I would query why your Aunt was paying anything for the kitchen when it's not her house? Is she effectively your tenant, just not one that has to pay rent? You might want to look at NZ tenancy laws, and where you stand if she's run up debts paying for repairs and work to the house that you were liable for.

I'm assuming the house belonged to your Aunt and Mum's parents who 'skipped a generation' and left it to you and your DB rather than their 2 DDs to ensure their DD with undiagnoised difficulties would always have a roof over her head.

Flisspaps Tue 01-Mar-16 16:48:55

YANBU.

ConferencePear Tue 01-Mar-16 16:50:52

Is it possible that your aunt has some sort of life insurance that she thinks will pay if off ?

Redroses11 Tue 01-Mar-16 16:56:31

A five year loan would be for a significant sum.

ShmooBooMoo Tue 01-Mar-16 17:00:12

I think you should call your aunt, tell her she has put you in a difficult and unfair position by telling you about the loan and swearing you to secrecy, and that you are letting her know that you feel duty bound to tell your mother as she is generously subsidised by her/ that the loan may one day fall to her.
Is your aunt quite isolated? That, coupled with her suspected Asperger's and terminal illness, could mean she is depressed and behaving recklessly, either unwilling or unable to foresee negative consequences. As you say, the loan is for things she does not need and I'm sure if she needed glasses, being as generous and caring a sister as your mum obviously is, she would help out with that.
I think she forfeited her right to ask you to keep her confidence when it sounds like it was said before you had a chance to agree or disagree...

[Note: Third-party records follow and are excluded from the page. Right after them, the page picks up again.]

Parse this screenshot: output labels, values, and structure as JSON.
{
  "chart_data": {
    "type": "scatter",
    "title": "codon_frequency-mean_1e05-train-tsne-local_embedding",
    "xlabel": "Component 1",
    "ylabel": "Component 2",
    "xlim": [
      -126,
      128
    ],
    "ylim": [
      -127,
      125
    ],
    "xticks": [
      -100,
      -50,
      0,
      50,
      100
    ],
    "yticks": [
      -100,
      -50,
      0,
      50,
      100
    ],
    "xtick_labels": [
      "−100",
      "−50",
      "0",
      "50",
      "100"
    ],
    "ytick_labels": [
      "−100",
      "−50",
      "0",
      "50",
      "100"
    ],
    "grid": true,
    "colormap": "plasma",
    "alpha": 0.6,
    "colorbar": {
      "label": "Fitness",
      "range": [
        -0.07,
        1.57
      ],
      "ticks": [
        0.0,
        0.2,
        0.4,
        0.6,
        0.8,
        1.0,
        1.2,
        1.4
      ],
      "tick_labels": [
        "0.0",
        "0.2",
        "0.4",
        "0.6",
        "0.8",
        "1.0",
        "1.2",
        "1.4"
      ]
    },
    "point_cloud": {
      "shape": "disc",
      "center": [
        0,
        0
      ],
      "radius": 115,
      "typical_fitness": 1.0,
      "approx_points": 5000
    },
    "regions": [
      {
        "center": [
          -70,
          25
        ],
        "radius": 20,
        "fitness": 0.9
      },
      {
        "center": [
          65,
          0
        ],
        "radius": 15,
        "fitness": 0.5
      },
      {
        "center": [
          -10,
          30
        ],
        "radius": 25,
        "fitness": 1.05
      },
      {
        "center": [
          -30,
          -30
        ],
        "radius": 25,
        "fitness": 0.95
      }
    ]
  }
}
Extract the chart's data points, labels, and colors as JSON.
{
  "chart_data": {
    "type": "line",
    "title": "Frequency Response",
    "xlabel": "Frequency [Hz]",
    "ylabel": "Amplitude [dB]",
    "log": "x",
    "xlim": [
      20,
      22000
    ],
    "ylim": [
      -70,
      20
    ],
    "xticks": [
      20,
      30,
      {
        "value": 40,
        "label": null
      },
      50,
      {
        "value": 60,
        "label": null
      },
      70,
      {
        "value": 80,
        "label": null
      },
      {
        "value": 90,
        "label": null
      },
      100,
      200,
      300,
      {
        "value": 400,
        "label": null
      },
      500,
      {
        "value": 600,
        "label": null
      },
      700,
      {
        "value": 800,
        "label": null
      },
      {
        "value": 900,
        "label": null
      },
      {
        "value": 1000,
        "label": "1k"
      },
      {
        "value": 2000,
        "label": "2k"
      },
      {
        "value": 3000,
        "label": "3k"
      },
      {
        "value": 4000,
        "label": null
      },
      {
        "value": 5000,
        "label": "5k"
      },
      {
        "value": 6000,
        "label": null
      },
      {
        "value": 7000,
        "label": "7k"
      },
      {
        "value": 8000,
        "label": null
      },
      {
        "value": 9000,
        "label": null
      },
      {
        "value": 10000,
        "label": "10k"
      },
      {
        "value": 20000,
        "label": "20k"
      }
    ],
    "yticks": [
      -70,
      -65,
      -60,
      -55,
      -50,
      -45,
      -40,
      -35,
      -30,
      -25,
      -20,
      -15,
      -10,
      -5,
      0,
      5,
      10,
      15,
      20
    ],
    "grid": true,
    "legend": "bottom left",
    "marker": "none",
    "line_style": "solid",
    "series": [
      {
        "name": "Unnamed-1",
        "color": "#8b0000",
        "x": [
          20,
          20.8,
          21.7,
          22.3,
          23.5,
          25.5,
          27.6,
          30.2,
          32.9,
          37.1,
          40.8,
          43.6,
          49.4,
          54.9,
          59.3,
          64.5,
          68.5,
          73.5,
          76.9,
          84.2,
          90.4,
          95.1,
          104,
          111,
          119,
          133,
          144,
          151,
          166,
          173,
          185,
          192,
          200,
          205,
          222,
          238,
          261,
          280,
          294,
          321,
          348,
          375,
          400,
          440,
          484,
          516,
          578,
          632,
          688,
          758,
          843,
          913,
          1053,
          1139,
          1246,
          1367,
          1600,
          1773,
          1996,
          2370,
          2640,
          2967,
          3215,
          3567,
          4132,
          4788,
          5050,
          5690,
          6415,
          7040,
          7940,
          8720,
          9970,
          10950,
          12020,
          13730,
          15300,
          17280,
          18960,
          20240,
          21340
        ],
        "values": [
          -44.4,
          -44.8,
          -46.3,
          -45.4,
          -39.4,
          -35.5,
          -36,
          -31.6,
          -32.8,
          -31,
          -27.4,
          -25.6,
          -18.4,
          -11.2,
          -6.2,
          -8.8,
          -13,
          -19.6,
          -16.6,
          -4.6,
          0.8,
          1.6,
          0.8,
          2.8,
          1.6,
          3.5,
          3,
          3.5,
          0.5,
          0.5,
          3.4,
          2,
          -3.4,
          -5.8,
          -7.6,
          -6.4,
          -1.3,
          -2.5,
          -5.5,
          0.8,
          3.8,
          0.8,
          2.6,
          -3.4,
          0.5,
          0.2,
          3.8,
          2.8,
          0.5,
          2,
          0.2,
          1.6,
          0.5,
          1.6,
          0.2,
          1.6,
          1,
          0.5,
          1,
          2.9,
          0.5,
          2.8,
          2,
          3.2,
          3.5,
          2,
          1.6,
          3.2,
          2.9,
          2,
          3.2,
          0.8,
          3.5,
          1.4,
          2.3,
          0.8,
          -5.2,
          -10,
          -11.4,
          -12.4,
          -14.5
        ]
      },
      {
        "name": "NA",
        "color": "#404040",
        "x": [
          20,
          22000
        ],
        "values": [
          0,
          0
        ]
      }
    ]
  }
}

FeelItInMyToes Tue 01-Mar-16 17:01:09

As an ex bank manager here I would be hearing alarm bells ringing! Who has the deeds to the house? Is it possible that she has used them to secure a loan? And as cold hearted as it sounds, unfortunately we wouldn't be allowed to sanction a loan for someone who is terminally ill, especially with a five year term.

I'm sorry but I think you need to look closer into this, especially from the point of view of protecting your aunt.

I think you are going to have to tell your mum, you didn't ask to "keep" this secret, it was forced upon you. To tell is the lesser of 2 evils.